Conjunto has recorded two previous albums Live in Little Village and Chicago Sessions. Evidencia is the group’s third, and their first album of entirely original music. Sanders and Conjunto pianist and arranger Leandro López Várady composed the album’s four solo violin pieces. A fifth and final composition was written by López Várady, based on one of his own trio works. The group debuted the music live to audiences at the 2021 Chicago Latin Jazz Festival last summer.

The group’s core lineup consists of Sanders on violin, Kevin O’Connell on piano, Jean-Christophe Leroy on drums and timbales, Joe Rendon on congas and percussion, bassist José Porcayo, and multi-reedist Steve Eisen.
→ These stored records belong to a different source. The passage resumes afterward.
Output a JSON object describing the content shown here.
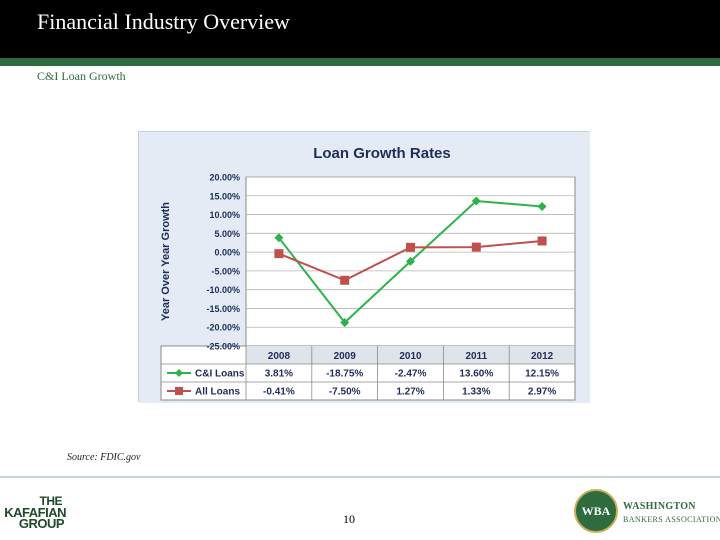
{
  "slide": {
    "title": "Financial Industry Overview",
    "subtitle": "C&I Loan Growth",
    "source": "Source: FDIC.gov",
    "page_number": "10"
  },
  "logos": {
    "left": {
      "lines": [
        "THE",
        "KAFAFIAN",
        "GROUP"
      ]
    },
    "right": {
      "seal": "WBA",
      "name_line1": "WASHINGTON",
      "name_line2": "BANKERS ASSOCIATION"
    }
  },
  "colors": {
    "title_bar": "#000000",
    "accent": "#2e6b3e",
    "ci_series": "#2db34a",
    "all_series": "#c0504d"
  },
  "chart_data": {
    "type": "line",
    "title": "Loan Growth Rates",
    "ylabel": "Year Over Year Growth",
    "xlabel": "",
    "categories": [
      "2008",
      "2009",
      "2010",
      "2011",
      "2012"
    ],
    "series": [
      {
        "name": "C&I Loans",
        "values": [
          3.81,
          -18.75,
          -2.47,
          13.6,
          12.15
        ],
        "labels": [
          "3.81%",
          "-18.75%",
          "-2.47%",
          "13.60%",
          "12.15%"
        ],
        "color": "#2db34a",
        "marker": "diamond"
      },
      {
        "name": "All Loans",
        "values": [
          -0.41,
          -7.5,
          1.27,
          1.33,
          2.97
        ],
        "labels": [
          "-0.41%",
          "-7.50%",
          "1.27%",
          "1.33%",
          "2.97%"
        ],
        "color": "#c0504d",
        "marker": "square"
      }
    ],
    "ylim": [
      -25,
      20
    ],
    "yticks": [
      20,
      15,
      10,
      5,
      0,
      -5,
      -10,
      -15,
      -20,
      -25
    ],
    "ytick_labels": [
      "20.00%",
      "15.00%",
      "10.00%",
      "5.00%",
      "0.00%",
      "-5.00%",
      "-10.00%",
      "-15.00%",
      "-20.00%",
      "-25.00%"
    ],
    "grid": true,
    "legend": "data-table-below"
  }
}
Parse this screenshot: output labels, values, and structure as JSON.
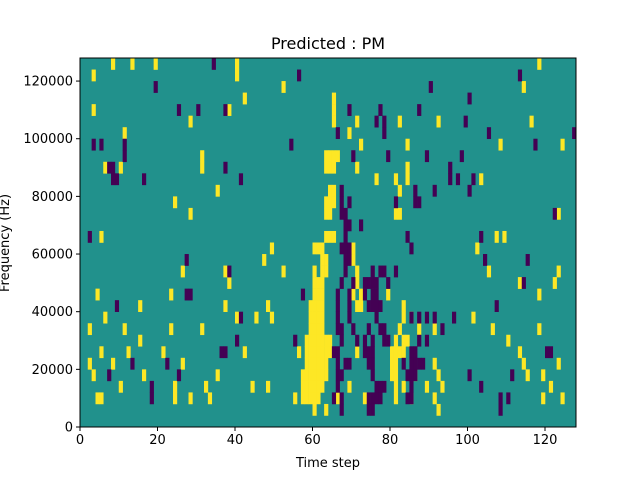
{
  "chart_data": {
    "type": "heatmap",
    "title": "Predicted : PM",
    "xlabel": "Time step",
    "ylabel": "Frequency (Hz)",
    "xlim": [
      0,
      128
    ],
    "ylim": [
      0,
      128000
    ],
    "x_ticks": [
      0,
      20,
      40,
      60,
      80,
      100,
      120
    ],
    "y_ticks": [
      0,
      20000,
      40000,
      60000,
      80000,
      100000,
      120000
    ],
    "grid": false,
    "colormap": "viridis",
    "colors": {
      "background": "#21918c",
      "high": "#fde725",
      "low": "#440154"
    },
    "cell_height_hz": 4000,
    "background_value": 0,
    "cells_high": [
      [
        8,
        124000
      ],
      [
        13,
        124000
      ],
      [
        19,
        124000
      ],
      [
        40,
        124000
      ],
      [
        118,
        124000
      ],
      [
        3,
        120000
      ],
      [
        40,
        120000
      ],
      [
        52,
        116000
      ],
      [
        114,
        116000
      ],
      [
        42,
        112000
      ],
      [
        65,
        112000
      ],
      [
        3,
        108000
      ],
      [
        38,
        108000
      ],
      [
        65,
        108000
      ],
      [
        28,
        104000
      ],
      [
        65,
        104000
      ],
      [
        71,
        104000
      ],
      [
        82,
        104000
      ],
      [
        92,
        104000
      ],
      [
        116,
        104000
      ],
      [
        11,
        100000
      ],
      [
        69,
        100000
      ],
      [
        72,
        96000
      ],
      [
        84,
        96000
      ],
      [
        108,
        96000
      ],
      [
        124,
        96000
      ],
      [
        31,
        92000
      ],
      [
        63,
        92000
      ],
      [
        64,
        92000
      ],
      [
        65,
        92000
      ],
      [
        66,
        92000
      ],
      [
        6,
        88000
      ],
      [
        10,
        88000
      ],
      [
        31,
        88000
      ],
      [
        63,
        88000
      ],
      [
        64,
        88000
      ],
      [
        65,
        88000
      ],
      [
        71,
        88000
      ],
      [
        84,
        88000
      ],
      [
        76,
        84000
      ],
      [
        81,
        84000
      ],
      [
        84,
        84000
      ],
      [
        103,
        84000
      ],
      [
        35,
        80000
      ],
      [
        64,
        80000
      ],
      [
        65,
        80000
      ],
      [
        82,
        80000
      ],
      [
        24,
        76000
      ],
      [
        63,
        76000
      ],
      [
        64,
        76000
      ],
      [
        65,
        76000
      ],
      [
        28,
        72000
      ],
      [
        63,
        72000
      ],
      [
        64,
        72000
      ],
      [
        81,
        72000
      ],
      [
        82,
        72000
      ],
      [
        123,
        72000
      ],
      [
        5,
        64000
      ],
      [
        63,
        64000
      ],
      [
        64,
        64000
      ],
      [
        65,
        64000
      ],
      [
        107,
        64000
      ],
      [
        109,
        64000
      ],
      [
        49,
        60000
      ],
      [
        60,
        60000
      ],
      [
        61,
        60000
      ],
      [
        62,
        60000
      ],
      [
        70,
        60000
      ],
      [
        102,
        60000
      ],
      [
        47,
        56000
      ],
      [
        62,
        56000
      ],
      [
        63,
        56000
      ],
      [
        70,
        56000
      ],
      [
        26,
        52000
      ],
      [
        37,
        52000
      ],
      [
        52,
        52000
      ],
      [
        60,
        52000
      ],
      [
        62,
        52000
      ],
      [
        63,
        52000
      ],
      [
        71,
        52000
      ],
      [
        105,
        52000
      ],
      [
        123,
        52000
      ],
      [
        38,
        48000
      ],
      [
        60,
        48000
      ],
      [
        61,
        48000
      ],
      [
        62,
        48000
      ],
      [
        71,
        48000
      ],
      [
        113,
        48000
      ],
      [
        122,
        48000
      ],
      [
        4,
        44000
      ],
      [
        23,
        44000
      ],
      [
        60,
        44000
      ],
      [
        61,
        44000
      ],
      [
        62,
        44000
      ],
      [
        70,
        44000
      ],
      [
        72,
        44000
      ],
      [
        79,
        44000
      ],
      [
        118,
        44000
      ],
      [
        15,
        40000
      ],
      [
        37,
        40000
      ],
      [
        48,
        40000
      ],
      [
        59,
        40000
      ],
      [
        60,
        40000
      ],
      [
        61,
        40000
      ],
      [
        62,
        40000
      ],
      [
        71,
        40000
      ],
      [
        72,
        40000
      ],
      [
        83,
        40000
      ],
      [
        6,
        36000
      ],
      [
        40,
        36000
      ],
      [
        45,
        36000
      ],
      [
        49,
        36000
      ],
      [
        59,
        36000
      ],
      [
        60,
        36000
      ],
      [
        61,
        36000
      ],
      [
        62,
        36000
      ],
      [
        83,
        36000
      ],
      [
        85,
        36000
      ],
      [
        101,
        36000
      ],
      [
        2,
        32000
      ],
      [
        11,
        32000
      ],
      [
        23,
        32000
      ],
      [
        31,
        32000
      ],
      [
        59,
        32000
      ],
      [
        60,
        32000
      ],
      [
        61,
        32000
      ],
      [
        62,
        32000
      ],
      [
        82,
        32000
      ],
      [
        87,
        32000
      ],
      [
        91,
        32000
      ],
      [
        106,
        32000
      ],
      [
        118,
        32000
      ],
      [
        15,
        28000
      ],
      [
        58,
        28000
      ],
      [
        59,
        28000
      ],
      [
        60,
        28000
      ],
      [
        61,
        28000
      ],
      [
        62,
        28000
      ],
      [
        63,
        28000
      ],
      [
        64,
        28000
      ],
      [
        81,
        28000
      ],
      [
        83,
        28000
      ],
      [
        84,
        28000
      ],
      [
        110,
        28000
      ],
      [
        5,
        24000
      ],
      [
        12,
        24000
      ],
      [
        21,
        24000
      ],
      [
        42,
        24000
      ],
      [
        56,
        24000
      ],
      [
        58,
        24000
      ],
      [
        59,
        24000
      ],
      [
        60,
        24000
      ],
      [
        61,
        24000
      ],
      [
        62,
        24000
      ],
      [
        63,
        24000
      ],
      [
        64,
        24000
      ],
      [
        71,
        24000
      ],
      [
        80,
        24000
      ],
      [
        81,
        24000
      ],
      [
        82,
        24000
      ],
      [
        83,
        24000
      ],
      [
        113,
        24000
      ],
      [
        2,
        20000
      ],
      [
        8,
        20000
      ],
      [
        26,
        20000
      ],
      [
        58,
        20000
      ],
      [
        59,
        20000
      ],
      [
        60,
        20000
      ],
      [
        61,
        20000
      ],
      [
        62,
        20000
      ],
      [
        63,
        20000
      ],
      [
        80,
        20000
      ],
      [
        81,
        20000
      ],
      [
        91,
        20000
      ],
      [
        114,
        20000
      ],
      [
        123,
        20000
      ],
      [
        3,
        16000
      ],
      [
        16,
        16000
      ],
      [
        35,
        16000
      ],
      [
        57,
        16000
      ],
      [
        58,
        16000
      ],
      [
        59,
        16000
      ],
      [
        60,
        16000
      ],
      [
        61,
        16000
      ],
      [
        62,
        16000
      ],
      [
        63,
        16000
      ],
      [
        80,
        16000
      ],
      [
        81,
        16000
      ],
      [
        86,
        16000
      ],
      [
        92,
        16000
      ],
      [
        115,
        16000
      ],
      [
        119,
        16000
      ],
      [
        10,
        12000
      ],
      [
        24,
        12000
      ],
      [
        32,
        12000
      ],
      [
        44,
        12000
      ],
      [
        48,
        12000
      ],
      [
        57,
        12000
      ],
      [
        58,
        12000
      ],
      [
        59,
        12000
      ],
      [
        60,
        12000
      ],
      [
        61,
        12000
      ],
      [
        62,
        12000
      ],
      [
        69,
        12000
      ],
      [
        81,
        12000
      ],
      [
        83,
        12000
      ],
      [
        89,
        12000
      ],
      [
        93,
        12000
      ],
      [
        121,
        12000
      ],
      [
        4,
        8000
      ],
      [
        5,
        8000
      ],
      [
        24,
        8000
      ],
      [
        28,
        8000
      ],
      [
        33,
        8000
      ],
      [
        55,
        8000
      ],
      [
        57,
        8000
      ],
      [
        58,
        8000
      ],
      [
        59,
        8000
      ],
      [
        60,
        8000
      ],
      [
        61,
        8000
      ],
      [
        66,
        8000
      ],
      [
        73,
        8000
      ],
      [
        81,
        8000
      ],
      [
        85,
        8000
      ],
      [
        91,
        8000
      ],
      [
        119,
        8000
      ],
      [
        124,
        8000
      ],
      [
        60,
        4000
      ],
      [
        63,
        4000
      ],
      [
        92,
        4000
      ]
    ],
    "cells_low": [
      [
        34,
        124000
      ],
      [
        113,
        120000
      ],
      [
        56,
        120000
      ],
      [
        19,
        116000
      ],
      [
        90,
        116000
      ],
      [
        100,
        112000
      ],
      [
        25,
        108000
      ],
      [
        30,
        108000
      ],
      [
        37,
        108000
      ],
      [
        69,
        108000
      ],
      [
        77,
        108000
      ],
      [
        87,
        108000
      ],
      [
        99,
        104000
      ],
      [
        76,
        104000
      ],
      [
        78,
        104000
      ],
      [
        66,
        100000
      ],
      [
        78,
        100000
      ],
      [
        105,
        100000
      ],
      [
        128,
        100000
      ],
      [
        3,
        96000
      ],
      [
        5,
        96000
      ],
      [
        11,
        96000
      ],
      [
        54,
        96000
      ],
      [
        117,
        96000
      ],
      [
        79,
        92000
      ],
      [
        89,
        92000
      ],
      [
        11,
        92000
      ],
      [
        70,
        92000
      ],
      [
        98,
        92000
      ],
      [
        7,
        88000
      ],
      [
        8,
        88000
      ],
      [
        37,
        88000
      ],
      [
        95,
        88000
      ],
      [
        9,
        84000
      ],
      [
        8,
        84000
      ],
      [
        16,
        84000
      ],
      [
        41,
        84000
      ],
      [
        95,
        84000
      ],
      [
        97,
        84000
      ],
      [
        101,
        84000
      ],
      [
        100,
        80000
      ],
      [
        67,
        80000
      ],
      [
        86,
        80000
      ],
      [
        91,
        80000
      ],
      [
        67,
        76000
      ],
      [
        69,
        76000
      ],
      [
        86,
        76000
      ],
      [
        87,
        76000
      ],
      [
        81,
        76000
      ],
      [
        67,
        72000
      ],
      [
        68,
        72000
      ],
      [
        122,
        72000
      ],
      [
        69,
        68000
      ],
      [
        72,
        68000
      ],
      [
        68,
        68000
      ],
      [
        84,
        64000
      ],
      [
        68,
        64000
      ],
      [
        103,
        64000
      ],
      [
        2,
        64000
      ],
      [
        67,
        60000
      ],
      [
        68,
        60000
      ],
      [
        69,
        60000
      ],
      [
        85,
        60000
      ],
      [
        69,
        56000
      ],
      [
        68,
        56000
      ],
      [
        104,
        56000
      ],
      [
        115,
        56000
      ],
      [
        27,
        56000
      ],
      [
        68,
        52000
      ],
      [
        81,
        52000
      ],
      [
        38,
        52000
      ],
      [
        75,
        52000
      ],
      [
        77,
        52000
      ],
      [
        78,
        52000
      ],
      [
        67,
        48000
      ],
      [
        74,
        48000
      ],
      [
        75,
        48000
      ],
      [
        76,
        48000
      ],
      [
        73,
        48000
      ],
      [
        79,
        48000
      ],
      [
        70,
        48000
      ],
      [
        114,
        48000
      ],
      [
        66,
        44000
      ],
      [
        69,
        44000
      ],
      [
        73,
        44000
      ],
      [
        75,
        44000
      ],
      [
        76,
        44000
      ],
      [
        57,
        44000
      ],
      [
        27,
        44000
      ],
      [
        28,
        44000
      ],
      [
        66,
        40000
      ],
      [
        69,
        40000
      ],
      [
        77,
        40000
      ],
      [
        74,
        40000
      ],
      [
        75,
        40000
      ],
      [
        76,
        40000
      ],
      [
        107,
        40000
      ],
      [
        9,
        40000
      ],
      [
        66,
        36000
      ],
      [
        69,
        36000
      ],
      [
        76,
        36000
      ],
      [
        41,
        36000
      ],
      [
        89,
        36000
      ],
      [
        96,
        36000
      ],
      [
        87,
        36000
      ],
      [
        85,
        36000
      ],
      [
        91,
        36000
      ],
      [
        70,
        32000
      ],
      [
        74,
        32000
      ],
      [
        78,
        32000
      ],
      [
        77,
        32000
      ],
      [
        66,
        32000
      ],
      [
        67,
        32000
      ],
      [
        93,
        32000
      ],
      [
        40,
        28000
      ],
      [
        67,
        28000
      ],
      [
        71,
        28000
      ],
      [
        73,
        28000
      ],
      [
        75,
        28000
      ],
      [
        79,
        28000
      ],
      [
        78,
        28000
      ],
      [
        87,
        28000
      ],
      [
        89,
        28000
      ],
      [
        55,
        28000
      ],
      [
        36,
        24000
      ],
      [
        37,
        24000
      ],
      [
        65,
        24000
      ],
      [
        66,
        24000
      ],
      [
        73,
        24000
      ],
      [
        74,
        24000
      ],
      [
        75,
        24000
      ],
      [
        85,
        24000
      ],
      [
        86,
        24000
      ],
      [
        120,
        24000
      ],
      [
        121,
        24000
      ],
      [
        66,
        20000
      ],
      [
        68,
        20000
      ],
      [
        69,
        20000
      ],
      [
        74,
        20000
      ],
      [
        75,
        20000
      ],
      [
        83,
        20000
      ],
      [
        85,
        20000
      ],
      [
        86,
        20000
      ],
      [
        87,
        20000
      ],
      [
        88,
        20000
      ],
      [
        22,
        20000
      ],
      [
        13,
        20000
      ],
      [
        66,
        16000
      ],
      [
        67,
        16000
      ],
      [
        75,
        16000
      ],
      [
        84,
        16000
      ],
      [
        85,
        16000
      ],
      [
        86,
        16000
      ],
      [
        100,
        16000
      ],
      [
        111,
        16000
      ],
      [
        7,
        16000
      ],
      [
        25,
        16000
      ],
      [
        66,
        12000
      ],
      [
        76,
        12000
      ],
      [
        77,
        12000
      ],
      [
        78,
        12000
      ],
      [
        85,
        12000
      ],
      [
        103,
        12000
      ],
      [
        18,
        12000
      ],
      [
        67,
        8000
      ],
      [
        65,
        8000
      ],
      [
        74,
        8000
      ],
      [
        75,
        8000
      ],
      [
        76,
        8000
      ],
      [
        77,
        8000
      ],
      [
        84,
        8000
      ],
      [
        85,
        8000
      ],
      [
        108,
        8000
      ],
      [
        110,
        8000
      ],
      [
        18,
        8000
      ],
      [
        67,
        4000
      ],
      [
        74,
        4000
      ],
      [
        75,
        4000
      ],
      [
        108,
        4000
      ]
    ]
  }
}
Conjunto’s lineup has been known to expand depending on the occasion. In 2010, at Chicago’s Pritzker Pavilion at Millennium Park, they collaborated onstage with Pharez Whitted on trumpet, bassist Brett Bentler, cellist Tomeka Reid, Roel Trevino on congas, Puerto Rican sonero Papo Santiago on vocals and guitar, and choreography by Cerqua Rivera Dance Theatre. The ensemble’s repertoire ranges from Afro-Cuban classics to Latin arrangements of jazz standards, fusion, the Great American songbook, and original material written by Sanders and Conjunto members.

In addition to his performing career, Sanders is also an educator. He teaches jazz violin at the Music Institute of Chicago. Along with his wife, fellow violinist Tamara Glassburg, he coordinates the Middle School String Program at public schools in Arlington Heights, IL. The couple’s adult son, Robert, is also a promising violinist. Most recently, Sanders has stepped in as a mentor in the Chicago Musical Pathways Initiative, a program that aims to uplift talented Chicago-area student musicians from traditionally underrepresented backgrounds with a pathway of support and training to encourage equity and diversity in America’s professional, musical landscape, and particularly in its orchestras.